Scientific classification
- Kingdom: Animalia
- Phylum: Chordata
- Class: Amphibia
- Order: Anura
- Family: Limnodynastidae
- Genus: Platyplectrum
- Species: P. spenceri
- Binomial name: Platyplectrum spenceri (Parker, 1940)
- Synonyms: Limnodynastes spenceri Parker, 1940; Opisthodon spenceri;

= Spencer's burrowing frog =

- Genus: Platyplectrum
- Species: spenceri
- Authority: (Parker, 1940)
- Conservation status: LC
- Synonyms: Limnodynastes spenceri Parker, 1940, Opisthodon spenceri

Species of amphibian

Spencer's burrowing frog (Platyplectrum spenceri) is a species of frog native to western and central Australia.

==Description==
Spencer's burrowing frog is very similar in appearance to the ornate burrowing frog (Platyplectrum ornatus). Both it and P. ornatus were moved to the genus Opisthodon in 2006, following a major revision of amphibians, and are now classified in the genus Platyplectrum. Previously, P. spenceri was classified in the genus Limnodynastes.

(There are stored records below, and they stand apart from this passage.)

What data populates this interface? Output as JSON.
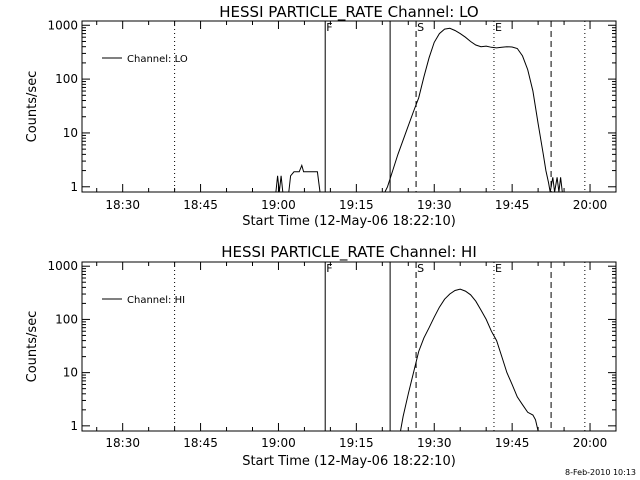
{
  "footer": {
    "timestamp": "8-Feb-2010 10:13"
  },
  "chart_data": [
    {
      "type": "line",
      "title": "HESSI PARTICLE_RATE Channel: LO",
      "xlabel": "Start Time (12-May-06 18:22:10)",
      "ylabel": "Counts/sec",
      "yscale": "log",
      "xunit": "time",
      "xlim": [
        "18:22:10",
        "20:05:00"
      ],
      "ylim": [
        0.8,
        1200
      ],
      "xticks": [
        "18:30",
        "18:45",
        "19:00",
        "19:15",
        "19:30",
        "19:45",
        "20:00"
      ],
      "yticks": [
        "1",
        "10",
        "100",
        "1000"
      ],
      "legend": {
        "placement": "top-left",
        "entries": [
          "Channel: LO"
        ]
      },
      "markers": [
        {
          "time": "18:40:00",
          "style": "dotted",
          "label": ""
        },
        {
          "time": "19:09:00",
          "style": "solid",
          "label": "F"
        },
        {
          "time": "19:21:30",
          "style": "solid",
          "label": ""
        },
        {
          "time": "19:26:30",
          "style": "dashed",
          "label": "S"
        },
        {
          "time": "19:41:30",
          "style": "dotted",
          "label": "E"
        },
        {
          "time": "19:52:30",
          "style": "dashed",
          "label": ""
        },
        {
          "time": "19:59:00",
          "style": "dotted",
          "label": ""
        }
      ],
      "series": [
        {
          "segments": [
            [
              [
                "18:59:30",
                0.8
              ],
              [
                "18:59:50",
                1.6
              ],
              [
                "19:00:10",
                0.8
              ],
              [
                "19:00:30",
                1.6
              ],
              [
                "19:00:50",
                0.8
              ]
            ],
            [
              [
                "19:02:00",
                0.8
              ],
              [
                "19:02:20",
                1.6
              ],
              [
                "19:03:00",
                1.9
              ],
              [
                "19:04:00",
                1.9
              ],
              [
                "19:04:30",
                2.5
              ],
              [
                "19:04:50",
                1.9
              ],
              [
                "19:06:00",
                1.9
              ],
              [
                "19:07:00",
                1.9
              ],
              [
                "19:07:30",
                1.9
              ],
              [
                "19:08:00",
                0.8
              ]
            ],
            [
              [
                "19:20:30",
                0.8
              ],
              [
                "19:21:00",
                1.0
              ],
              [
                "19:22:00",
                2.0
              ],
              [
                "19:23:00",
                4
              ],
              [
                "19:24:30",
                10
              ],
              [
                "19:26:00",
                25
              ],
              [
                "19:27:00",
                45
              ],
              [
                "19:28:00",
                110
              ],
              [
                "19:29:00",
                250
              ],
              [
                "19:30:00",
                480
              ],
              [
                "19:31:00",
                700
              ],
              [
                "19:32:00",
                850
              ],
              [
                "19:33:00",
                880
              ],
              [
                "19:34:00",
                800
              ],
              [
                "19:35:00",
                700
              ],
              [
                "19:36:00",
                600
              ],
              [
                "19:37:00",
                500
              ],
              [
                "19:38:00",
                430
              ],
              [
                "19:39:00",
                400
              ],
              [
                "19:40:00",
                410
              ],
              [
                "19:41:00",
                390
              ],
              [
                "19:42:00",
                380
              ],
              [
                "19:43:00",
                390
              ],
              [
                "19:44:00",
                400
              ],
              [
                "19:45:00",
                395
              ],
              [
                "19:46:00",
                370
              ],
              [
                "19:47:00",
                270
              ],
              [
                "19:48:00",
                150
              ],
              [
                "19:49:00",
                60
              ],
              [
                "19:50:00",
                15
              ],
              [
                "19:51:00",
                4
              ],
              [
                "19:51:30",
                2.0
              ],
              [
                "19:52:00",
                1.2
              ],
              [
                "19:52:20",
                0.8
              ],
              [
                "19:52:50",
                1.5
              ],
              [
                "19:53:10",
                0.8
              ],
              [
                "19:53:40",
                1.5
              ],
              [
                "19:54:00",
                0.8
              ],
              [
                "19:54:20",
                1.5
              ],
              [
                "19:54:40",
                0.8
              ]
            ]
          ]
        }
      ]
    },
    {
      "type": "line",
      "title": "HESSI PARTICLE_RATE Channel: HI",
      "xlabel": "Start Time (12-May-06 18:22:10)",
      "ylabel": "Counts/sec",
      "yscale": "log",
      "xunit": "time",
      "xlim": [
        "18:22:10",
        "20:05:00"
      ],
      "ylim": [
        0.8,
        1200
      ],
      "xticks": [
        "18:30",
        "18:45",
        "19:00",
        "19:15",
        "19:30",
        "19:45",
        "20:00"
      ],
      "yticks": [
        "1",
        "10",
        "100",
        "1000"
      ],
      "legend": {
        "placement": "top-left",
        "entries": [
          "Channel: HI"
        ]
      },
      "markers": [
        {
          "time": "18:40:00",
          "style": "dotted",
          "label": ""
        },
        {
          "time": "19:09:00",
          "style": "solid",
          "label": "F"
        },
        {
          "time": "19:21:30",
          "style": "solid",
          "label": ""
        },
        {
          "time": "19:26:30",
          "style": "dashed",
          "label": "S"
        },
        {
          "time": "19:41:30",
          "style": "dotted",
          "label": "E"
        },
        {
          "time": "19:52:30",
          "style": "dashed",
          "label": ""
        },
        {
          "time": "19:59:00",
          "style": "dotted",
          "label": ""
        }
      ],
      "series": [
        {
          "segments": [
            [
              [
                "19:23:30",
                0.8
              ],
              [
                "19:24:00",
                1.5
              ],
              [
                "19:25:00",
                4
              ],
              [
                "19:26:00",
                10
              ],
              [
                "19:27:00",
                25
              ],
              [
                "19:28:00",
                45
              ],
              [
                "19:29:00",
                70
              ],
              [
                "19:30:00",
                110
              ],
              [
                "19:31:00",
                170
              ],
              [
                "19:32:00",
                240
              ],
              [
                "19:33:00",
                300
              ],
              [
                "19:34:00",
                350
              ],
              [
                "19:35:00",
                370
              ],
              [
                "19:36:00",
                340
              ],
              [
                "19:37:00",
                290
              ],
              [
                "19:38:00",
                220
              ],
              [
                "19:39:00",
                150
              ],
              [
                "19:40:00",
                100
              ],
              [
                "19:41:00",
                60
              ],
              [
                "19:42:00",
                40
              ],
              [
                "19:43:00",
                20
              ],
              [
                "19:44:00",
                10
              ],
              [
                "19:45:00",
                6
              ],
              [
                "19:46:00",
                3.5
              ],
              [
                "19:47:00",
                2.5
              ],
              [
                "19:48:00",
                1.8
              ],
              [
                "19:49:00",
                1.6
              ],
              [
                "19:49:30",
                1.3
              ],
              [
                "19:50:00",
                0.8
              ]
            ]
          ]
        }
      ]
    }
  ]
}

Spencer's burrowing frog is a short, rotund frog with a small head and large eyes. The colour and patterns of the dorsal surface vary greatly. The colour ranges from a dark brown to light grey, with darker blotches. A butterfly shaped, darker patch is often found behind the eyes. The legs and arms are striped or spotted, the tympanum is not visible, and the feet range from partially to fully webbed. The absence of webbing between the toes allows for easier burrowing.

==Ecology and behaviour==
Spencer's burrowing frog is a fossorial frog native to the deserts of western and central Australia. During dry periods, the frog burrows underground to avoid desiccation. After a period of heavy rain, they emerge from the ground to feed and mate, laying their eggs in temporary pools of water. Tadpole development may be as short as 60 days because there is a danger that the water could dry up before the tadpoles have morphed.

Spencer's burrowing frog inhabits sandy creeks and rivers. The males will call near a water source with a rapidly repeated "hoh-hoh-hoh". Eggs are laid in foam, which breaks down in a day and releases the eggs into a layer on the top of the water.